2 weeks ago I watched him and he has motivated me to run the half marathon and I've been running 5 times a week getting better ever since. I feel more ready, energized, and clear. I always had a pretty decent diet but I'm now making better decisions. I'm sleeping better, I'm more motivated and more focused. All in a matter of two weeks from running because this guy is giving me the answers I needed. Introducing strength training on Monday. I did a little fitness in highschool but I hated every second of it and only did it because I was paying for it. Now I'm reading about fitness and I'm becoming obsessed. All in 2 weeks because this guy has the grit and dedication I'm looking for. This may be pretty random for a RU-vid comment, but I needed to get it out there, I've been learning so much about different training, lifting, and running techniques and my motivation to run a good time on the half marathon has been through the roof. And even a little of the science behind it too. I already do a lot with my time but now because of fitness I'm gonna try to completely fill my schedule with productive activity, the energy you get from this is amazing.
thales silva hey man! Cool that you followed up. I ran the half marathon in 1h51m34s without stopping at all. Honestly I kinda forgot about him but seriously I owe him one, although I think he’s a little too hardcore I think he has a good story and that’s what I like from him. But yea doing good. nice being active active again lost interest after highschool although to be fair I was never really unfit. still on my feet either biking, running, or at the gym every day!

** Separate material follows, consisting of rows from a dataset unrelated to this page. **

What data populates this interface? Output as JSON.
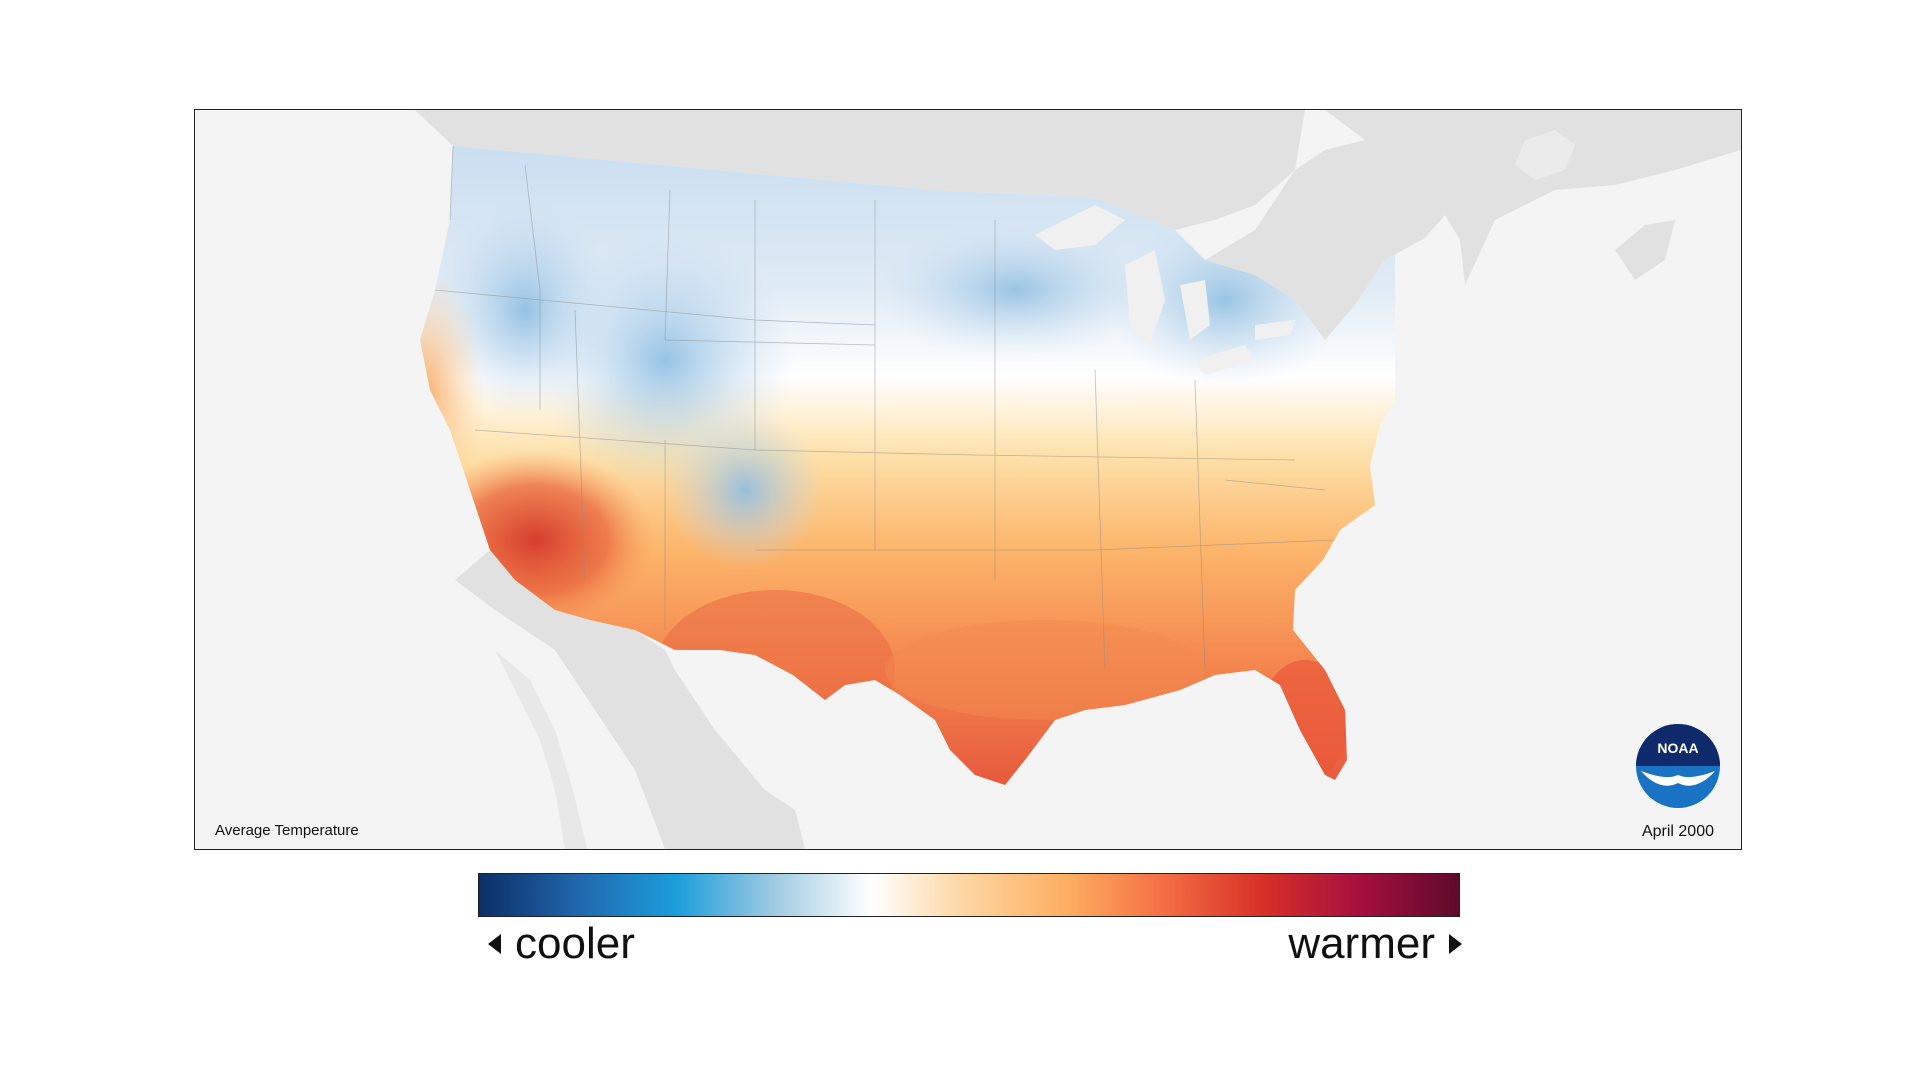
{
  "map": {
    "caption": "Average Temperature",
    "date": "April 2000",
    "logo_text": "NOAA",
    "background_color": "#f4f4f4",
    "land_color": "#e1e1e1"
  },
  "legend": {
    "low_label": "cooler",
    "high_label": "warmer",
    "gradient_colors": [
      "#0a2f66",
      "#2166ac",
      "#1b9ddb",
      "#9ecae1",
      "#ffffff",
      "#fdd49e",
      "#fdae61",
      "#f46d43",
      "#d73027",
      "#a50f3f",
      "#5e0b2b"
    ]
  }
}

@@Henrysmith537 Great to hear that man!Keep up with the great effort,don't slow down. It seems to me that you are slowing down.I hope it's not the case,but never surrender,never back down.I truly hope that you gonna get the best you can in your life brother.All the best wishes,i'm hoping for you :)
thales silva yea I’m absolutely slowing down in running but I’m more serious at the gym now anyways thanks a lot man this was a cool little internet moment for me have a good one and I hope things go your way!!!
"You have to take great pleasure in the fact that no one wants to be where the fuck you're at right now" This I will carry with me moving forward, awesome line.